Peel, reflecting the Lords go-ahead for its Manchester shopping centre, gained 30p to 265p.

Kleinwort Benson lost some of its takeover froth as Credit Lyonnais Laing, for long a keen supporter of the shares, reduced its profit forecast from pounds 113m to pounds 90m. The shares fell 26p to 664p.

Lloyds Bank gained 17p to 679p despite sell advice from Williams de Broe. The shares had outperformed since the Cheltenham & Gloucester Building Society deal. "The prospect that margin pressure and slower loan growth may temper previous optimism" has prompted the stockbroker to suggest profits should be taken.

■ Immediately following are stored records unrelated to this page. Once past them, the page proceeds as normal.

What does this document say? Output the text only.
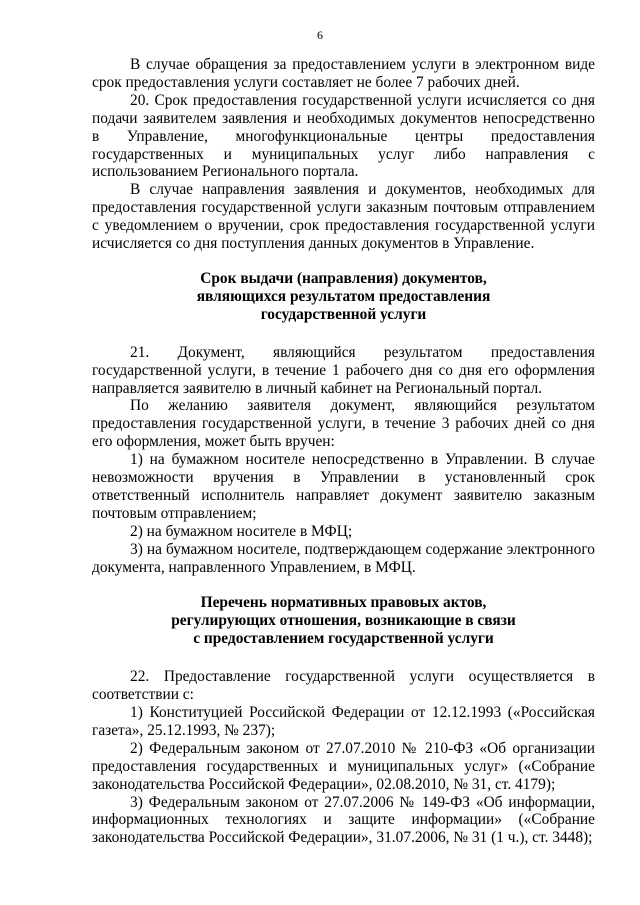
6

В случае обращения за предоставлением услуги в электронном виде срок предоставления услуги составляет не более 7 рабочих дней.

20. Срок предоставления государственной услуги исчисляется со дня подачи заявителем заявления и необходимых документов непосредственно в Управление, многофункциональные центры предоставления государственных и муниципальных услуг либо направления с использованием Регионального портала.

В случае направления заявления и документов, необходимых для предоставления государственной услуги заказным почтовым отправлением с уведомлением о вручении, срок предоставления государственной услуги исчисляется со дня поступления данных документов в Управление.

Срок выдачи (направления) документов,
являющихся результатом предоставления
государственной услуги

21. Документ, являющийся результатом предоставления государственной услуги, в течение 1 рабочего дня со дня его оформления направляется заявителю в личный кабинет на Региональный портал.

По желанию заявителя документ, являющийся результатом предоставления государственной услуги, в течение 3 рабочих дней со дня его оформления, может быть вручен:

1) на бумажном носителе непосредственно в Управлении. В случае невозможности вручения в Управлении в установленный срок ответственный исполнитель направляет документ заявителю заказным почтовым отправлением;

2) на бумажном носителе в МФЦ;

3) на бумажном носителе, подтверждающем содержание электронного документа, направленного Управлением, в МФЦ.

Перечень нормативных правовых актов,
регулирующих отношения, возникающие в связи
с предоставлением государственной услуги

22. Предоставление государственной услуги осуществляется в соответствии с:

1) Конституцией Российской Федерации от 12.12.1993 («Российская газета», 25.12.1993, № 237);

2) Федеральным законом от 27.07.2010 № 210-ФЗ «Об организации предоставления государственных и муниципальных услуг» («Собрание законодательства Российской Федерации», 02.08.2010, № 31, ст. 4179);

3) Федеральным законом от 27.07.2006 № 149-ФЗ «Об информации, информационных технологиях и защите информации» («Собрание законодательства Российской Федерации», 31.07.2006, № 31 (1 ч.), ст. 3448);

VSEL slipped 8p to 1,775p as the market awaited the outbreak of hostilities, with some anticipating a British Aerospace strike today.

Rank Organisation's emergence as a possible buyer of the up-for-sale MGM cinema chain, lowered the leisure group 4p to 423p.

On the drugs pitch patience was being strained by the lack of activity in the signalled Fisons/Medeva get-together.

Stories continue to circulate that the talks are deadlocked and the proposed Fisons takeover will soon be called off. Fisons fell 2.5p to 175.5p and Medeva 2p to 232p.

Quality Care Homes improved 9p to 288p. The group last week rejected a 330p-a-share offer from Sun Healthcare, the US group that has extensive operations in this country and has taken a 15 per cent interest in the Ashbourne nursing homes chain. Duncan Bannatyne, chairman and founder of QCH with 66 per cent of the capital, refused to support the offer. Sun is expected to mount a full bid for Ashbourne, formerly part of Stakis, the casino and hotel group.

Queens Moat Houses had another busy session but the price fell 2.5p to 14.25p. Earlier this week the shares touched 20p. Lionheart, a household products group, jumped 1.5p to 4.25p as it became known it is selling its Sloane sales systems business to Princedale for pounds 10m. Princedale stuck at 25p.

A comforting trading statement pulled Proteus, the loss- making drugs designer, 32p higher to 107p.